Alongside the spiral of sin James sets the progression of God’s grace expressed in his word: “He chose to give us birth through the word of truth, that we might be a kind of firstfruits of all he created” (James 1:18). What, then, are we to do? “Therefore, get rid of all moral filth that is so prevalent and humbly accept the word planted in you, which can save you” (James 1:21).

The spiral of sin and judgment can be transformed into a virtuous cycle – but only through the grace of God expressed in Jesus.

Why is it a sin if it doesn’t hurt anyone?

Why is it a sin if it doesn’t hurt anyone?

I just came across this question on a blog ranting against Christians. But, if I’m honest, I’ve asked this question many times myself, sometimes honestly, sometimes as an attempt to justify myself. The “it” in question could be any number of things which the Bible teaches against, from our perspective, don’t seem to harm anyone. Why does God still call these things “sin”?

First, a quick observation: Even from a secular perspective, the notion that we tend to judge our actions or thoughts as right or wrong based solely on whether they cause harm to someone else is a notion peculiar to our culture. Jonathan Haidt, in The Righteous Mind, shows that the human brain has several different “moral taste buds”, or moral intuitions. One of those has to do with causing harm to others (compassion), but in other cases it’s less obvious (the remainder are fairness, loyalty, authority, sanctity, and liberty). These moral taste buds span cultures, but different cultures have different “preferences” between them. We in the 21st century West place the biggest emphasis on harm to the exclusion of the others. Now, our culture could be right in doing so, but in deciding that we are, we should at least note that our perspective is largely driven by our own cultural bias.

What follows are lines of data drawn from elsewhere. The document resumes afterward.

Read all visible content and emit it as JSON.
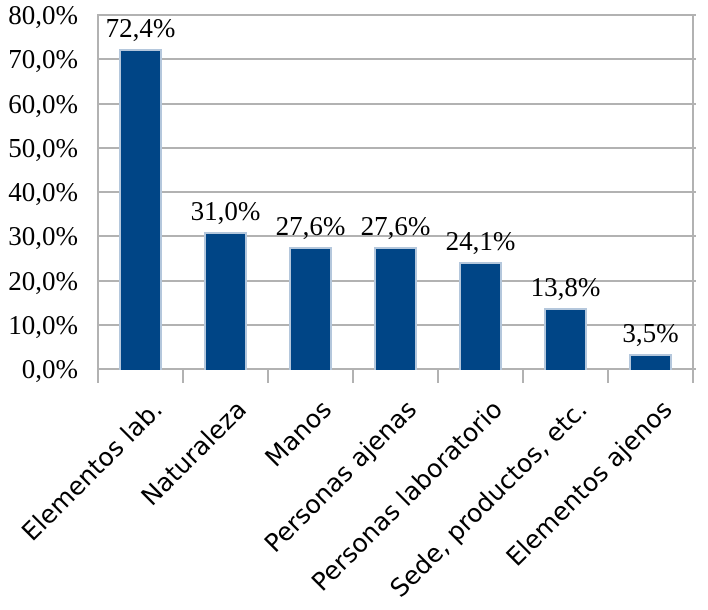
{
  "chart_data": {
    "type": "bar",
    "title": "",
    "xlabel": "",
    "ylabel": "",
    "legend_position": "none",
    "grid": true,
    "x_label_rotation_deg": -45,
    "ylim": [
      0,
      80
    ],
    "categories": [
      "Elementos lab.",
      "Naturaleza",
      "Manos",
      "Personas ajenas",
      "Personas laboratorio",
      "Sede, productos, etc.",
      "Elementos ajenos"
    ],
    "values": [
      72.4,
      31.0,
      27.6,
      27.6,
      24.1,
      13.8,
      3.5
    ],
    "data_labels": [
      "72,4%",
      "31,0%",
      "27,6%",
      "27,6%",
      "24,1%",
      "13,8%",
      "3,5%"
    ],
    "y_ticks": [
      {
        "value": 0,
        "label": "0,0%"
      },
      {
        "value": 10,
        "label": "10,0%"
      },
      {
        "value": 20,
        "label": "20,0%"
      },
      {
        "value": 30,
        "label": "30,0%"
      },
      {
        "value": 40,
        "label": "40,0%"
      },
      {
        "value": 50,
        "label": "50,0%"
      },
      {
        "value": 60,
        "label": "60,0%"
      },
      {
        "value": 70,
        "label": "70,0%"
      },
      {
        "value": 80,
        "label": "80,0%"
      }
    ],
    "colors": {
      "bar_fill": "#004586",
      "bar_border": "#b4c7dc",
      "gridline": "#b2b2b2",
      "text": "#000000",
      "background": "#ffffff"
    }
  }
}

Second, the Christian perspective: Christians view sin, first and foremost, as being against God. This is why David can confess “against you, you only, have I sinned and done what is evil in your sight; so you are right in your verdict and justified when you judge.” (Psalm 51:4) David’s sin, in fact, harmed Bathsheba and Uriah and David’s entire family, but he recognized that sin at its core is rebellion against God. When we sin against others, we always sin against God. But it seems possible to sin against God, without necessarily sinning against others.

Third, our question sometimes comes from a lack of understanding. Sin is fundamentally destructive to God’s creation, even if we can’t see it. Something may not be harmful from our perspective, but here we simply suffer from our limited perception of reality. Here are a few observations on what we might call “private” or “harmless” sins:

(1)    Sin is self-degrading: Even if a sin caused no measurable harm to someone else it still causes harm to the one who sins. In turning away from God, we turn away from the one who can heal our souls. Since we as humans made in God’s image are the most precious thing in God’s creation, it is a sin to do damage to our souls.

(2)    The private self is intrinsically tied with the social self. We inevitably act and speak out of our nature. “Every good tree bears good fruit, but a bad tree bears bad fruit.” (Matthew 7:17) The social consequences of a sin aren’t always obvious, but if given the chance, they always come.

(3)    Sin grows: James describes it well when he says, “after desire has conceived, it gives birth to sin; and sin, when it is full-grown, gives birth to death.” (James 1:15) We sometimes think that we have the power over the small sins, that we have control. This is a deception. Sin, unchecked, gains power over the one who indulges it.

Fourth, thank goodness for grace. God has the power to reverse sins’ trajectory, to heal what is broken and to restore whatever was taken away. God gave us the law to limit the negative impact of sin, but it is ultimately the Spirit of God that brings life, and it is the Spirit of God, through Jesus, that we all need the most.